The genome-editing wish list includes better methods for multiplexing—editing more than one gene at a time. For example, multiplexing would speed developments in T-cell–based immunotherapy, which works for many patients but requires altering multiple genes. And plant scientists often want to create “stacks” of linked genes that are inherited together as a package for resistance to disease, pests, and other agricultural threats. Multiplexing would accelerate creating these products.

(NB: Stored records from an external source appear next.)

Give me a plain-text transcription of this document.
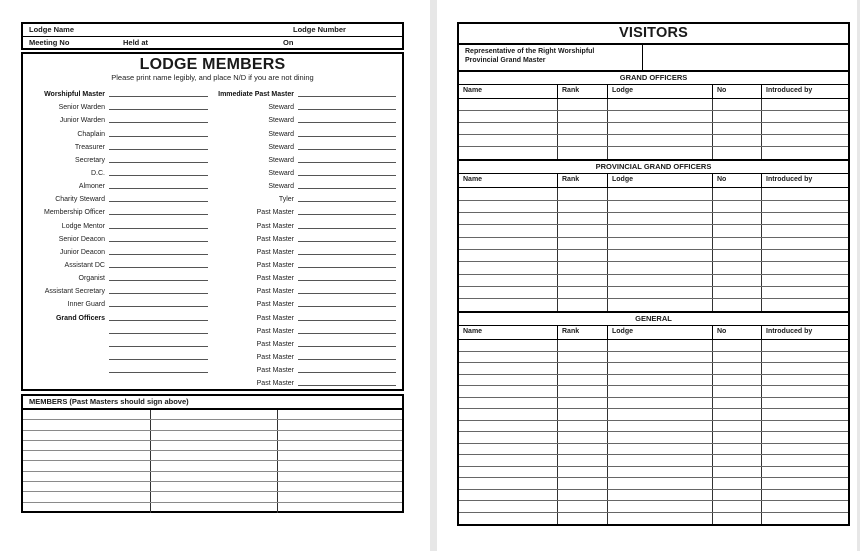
Lodge Name	Lodge Number
Meeting No	Held at	On
LODGE MEMBERS
Please print name legibly, and place N/D if you are not dining
Worshipful Master
Senior Warden
Junior Warden
Chaplain
Treasurer
Secretary
D.C.
Almoner
Charity Steward
Membership Officer
Lodge Mentor
Senior Deacon
Junior Deacon
Assistant DC
Organist
Assistant Secretary
Inner Guard
Grand Officers
Immediate Past Master
Steward
Steward
Steward
Steward
Steward
Steward
Steward
Tyler
Past Master
Past Master
Past Master
Past Master
Past Master
Past Master
Past Master
Past Master
Past Master
Past Master
Past Master
Past Master
Past Master
Past Master
MEMBERS (Past Masters should sign above)
VISITORS
Representative of the Right Worshipful
Provincial Grand Master
GRAND OFFICERS
Name	Rank	Lodge	No	Introduced by
PROVINCIAL GRAND OFFICERS
Name	Rank	Lodge	No	Introduced by
GENERAL
Name	Rank	Lodge	No	Introduced by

In principle, multiplexing is simple with CRISPR, requiring only the introduction of a single Cas enzyme and of gRNAs and template DNAs for each targeted gene. Gunawardane has tried CRISPR multiplexing to tag multiple genes in the same cell and says it’s achievable, but in practice, gets increasingly complicated with each added gene. Systems using SSRs, ZFNs, or meganucleases may offer advantages such as smaller components that allow easier introduction.
Ask scientists about genome-editing challenges and they mention delivery of components into cells. They say to watch for transient systems that deliver editing enzymes as proteins instead of their genes so that the proteins are degraded after acting instead of being continuously expressed. Limiting activity in this manner could reduce off-target effects. Gao notes that DNA-independent delivery of genome-editing systems could alleviate concerns about genetically modified organisms (GMOs). “Proteins can’t integrate into the genome,” she says, “so if no foreign DNA is delivered at all, the resulting plants should be considered non-GMO.”
CRISPR is already very powerful, and so many people are working on it and other genome-editing systems that they’ll inevitably continue to improve, Gao says. “Scientists like to make new tools and new technology,” she says, “so we’re really seeing progress every day. Now, we say we can edit any target in principle, but in five years it will be true.”